Statistical Mechanical Theory of Condensation

Abstract

The cluster expansion for the free energy of the Ising model is reinterpreted as a cluster expansion for the pressure of the lattice gas. It is observed that the free energy of the Ising model is a function of $1-R^2$, where $R$ is the long-range order, so that the pressure of the lattice gas is a function of $\rho (1-\rho )$, where $\rho$ is density. The factor $1-\rho$ comes from the prevention of more than one particle occupying a lattice site. This idea has motivated the development of a real hard-core gas with a weak attractive tail. A cluster expansion is developed in terms of the tail alone and the hard core is treated as a metric (i.e., the hard-core part of the potential is treated exactly in all integrals). Pressure-volume isotherms are calculated explicitly in the zeroth order or molecular field approximation using the Lennard-Jones (6-12) potential and good quantitative results are found for the critical parameters as well as a qualitative understanding of the condensation phenomena.
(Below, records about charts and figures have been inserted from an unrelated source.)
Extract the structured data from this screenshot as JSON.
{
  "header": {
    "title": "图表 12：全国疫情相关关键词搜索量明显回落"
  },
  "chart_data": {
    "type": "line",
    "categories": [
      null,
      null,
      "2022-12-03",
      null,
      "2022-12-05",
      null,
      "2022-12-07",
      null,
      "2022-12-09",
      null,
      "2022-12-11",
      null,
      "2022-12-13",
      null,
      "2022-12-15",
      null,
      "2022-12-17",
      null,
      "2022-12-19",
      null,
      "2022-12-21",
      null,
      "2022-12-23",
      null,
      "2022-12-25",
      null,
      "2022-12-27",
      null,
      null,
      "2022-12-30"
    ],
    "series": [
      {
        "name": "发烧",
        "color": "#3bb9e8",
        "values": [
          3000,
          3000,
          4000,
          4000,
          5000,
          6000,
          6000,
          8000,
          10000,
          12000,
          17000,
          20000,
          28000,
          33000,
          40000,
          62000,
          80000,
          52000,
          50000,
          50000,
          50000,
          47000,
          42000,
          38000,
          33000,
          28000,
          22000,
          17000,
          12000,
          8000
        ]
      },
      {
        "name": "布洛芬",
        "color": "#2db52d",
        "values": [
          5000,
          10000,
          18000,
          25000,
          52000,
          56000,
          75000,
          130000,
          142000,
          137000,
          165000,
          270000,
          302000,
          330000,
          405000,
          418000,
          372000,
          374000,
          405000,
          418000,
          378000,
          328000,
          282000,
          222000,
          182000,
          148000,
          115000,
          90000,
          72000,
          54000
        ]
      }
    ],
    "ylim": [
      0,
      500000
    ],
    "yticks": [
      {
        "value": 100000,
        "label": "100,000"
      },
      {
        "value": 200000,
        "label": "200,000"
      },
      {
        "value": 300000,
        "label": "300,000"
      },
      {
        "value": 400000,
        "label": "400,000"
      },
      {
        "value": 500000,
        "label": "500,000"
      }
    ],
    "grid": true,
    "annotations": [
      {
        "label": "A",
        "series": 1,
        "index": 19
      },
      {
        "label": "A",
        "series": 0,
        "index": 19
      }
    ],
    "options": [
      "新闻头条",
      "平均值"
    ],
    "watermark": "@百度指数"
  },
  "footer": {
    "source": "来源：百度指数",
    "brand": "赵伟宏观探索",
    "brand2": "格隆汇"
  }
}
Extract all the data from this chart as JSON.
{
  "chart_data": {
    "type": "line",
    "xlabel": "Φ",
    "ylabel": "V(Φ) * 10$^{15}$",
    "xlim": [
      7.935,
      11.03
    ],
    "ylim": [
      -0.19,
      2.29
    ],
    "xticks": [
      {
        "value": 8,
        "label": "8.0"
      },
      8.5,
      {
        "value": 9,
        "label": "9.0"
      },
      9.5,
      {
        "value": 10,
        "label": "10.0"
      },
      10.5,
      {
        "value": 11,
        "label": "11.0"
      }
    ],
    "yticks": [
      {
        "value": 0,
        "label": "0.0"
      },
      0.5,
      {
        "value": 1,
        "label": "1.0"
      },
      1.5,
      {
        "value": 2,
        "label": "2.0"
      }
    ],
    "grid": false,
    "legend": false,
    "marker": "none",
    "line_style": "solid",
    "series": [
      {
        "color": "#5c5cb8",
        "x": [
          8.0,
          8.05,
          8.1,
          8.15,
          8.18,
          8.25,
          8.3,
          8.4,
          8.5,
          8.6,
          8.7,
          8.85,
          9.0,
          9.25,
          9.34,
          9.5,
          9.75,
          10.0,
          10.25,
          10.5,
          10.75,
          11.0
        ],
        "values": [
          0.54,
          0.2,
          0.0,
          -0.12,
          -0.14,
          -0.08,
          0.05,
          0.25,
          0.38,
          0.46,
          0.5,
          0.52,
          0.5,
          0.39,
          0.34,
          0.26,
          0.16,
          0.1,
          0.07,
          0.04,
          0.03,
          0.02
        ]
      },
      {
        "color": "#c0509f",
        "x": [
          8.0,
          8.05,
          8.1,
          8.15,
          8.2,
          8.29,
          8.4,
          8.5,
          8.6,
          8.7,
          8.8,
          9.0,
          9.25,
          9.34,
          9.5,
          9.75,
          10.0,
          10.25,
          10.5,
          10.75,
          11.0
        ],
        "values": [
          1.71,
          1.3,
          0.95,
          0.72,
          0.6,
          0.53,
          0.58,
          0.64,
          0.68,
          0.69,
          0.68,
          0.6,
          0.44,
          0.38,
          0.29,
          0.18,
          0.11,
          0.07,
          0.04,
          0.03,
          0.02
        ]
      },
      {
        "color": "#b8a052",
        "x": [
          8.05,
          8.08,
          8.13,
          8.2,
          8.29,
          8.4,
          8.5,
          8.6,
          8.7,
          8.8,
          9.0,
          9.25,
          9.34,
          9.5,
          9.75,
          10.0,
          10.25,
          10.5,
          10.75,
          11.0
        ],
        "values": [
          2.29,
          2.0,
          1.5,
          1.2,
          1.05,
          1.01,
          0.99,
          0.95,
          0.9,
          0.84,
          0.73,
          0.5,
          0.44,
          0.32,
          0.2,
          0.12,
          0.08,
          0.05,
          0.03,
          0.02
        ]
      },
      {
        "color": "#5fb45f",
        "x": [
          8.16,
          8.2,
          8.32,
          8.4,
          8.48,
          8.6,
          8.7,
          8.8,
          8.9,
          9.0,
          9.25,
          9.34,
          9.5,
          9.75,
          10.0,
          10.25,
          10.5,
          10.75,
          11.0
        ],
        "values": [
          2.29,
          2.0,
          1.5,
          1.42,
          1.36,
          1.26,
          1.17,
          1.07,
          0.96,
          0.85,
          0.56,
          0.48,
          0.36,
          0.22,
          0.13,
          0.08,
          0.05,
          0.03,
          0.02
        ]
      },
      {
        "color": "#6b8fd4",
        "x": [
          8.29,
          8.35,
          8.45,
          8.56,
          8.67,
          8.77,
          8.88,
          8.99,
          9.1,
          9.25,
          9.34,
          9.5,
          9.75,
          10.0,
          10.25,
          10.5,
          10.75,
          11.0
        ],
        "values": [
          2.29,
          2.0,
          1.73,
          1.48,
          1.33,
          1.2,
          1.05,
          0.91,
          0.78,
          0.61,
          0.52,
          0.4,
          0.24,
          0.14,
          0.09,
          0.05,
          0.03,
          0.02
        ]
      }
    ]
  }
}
The theory of the first-order correction (spherical model) is then outlined and fluctuations of the Ornstein-Zernicke type in the local density are found. The theory of condensation is qualitatively understood in the sense that the Weiss field gives an understanding of ferromagnetism. The theory of the detailed fluctuations in the critical region is equally difficult for both phenomena since the problems are put on the same footing in the present paper.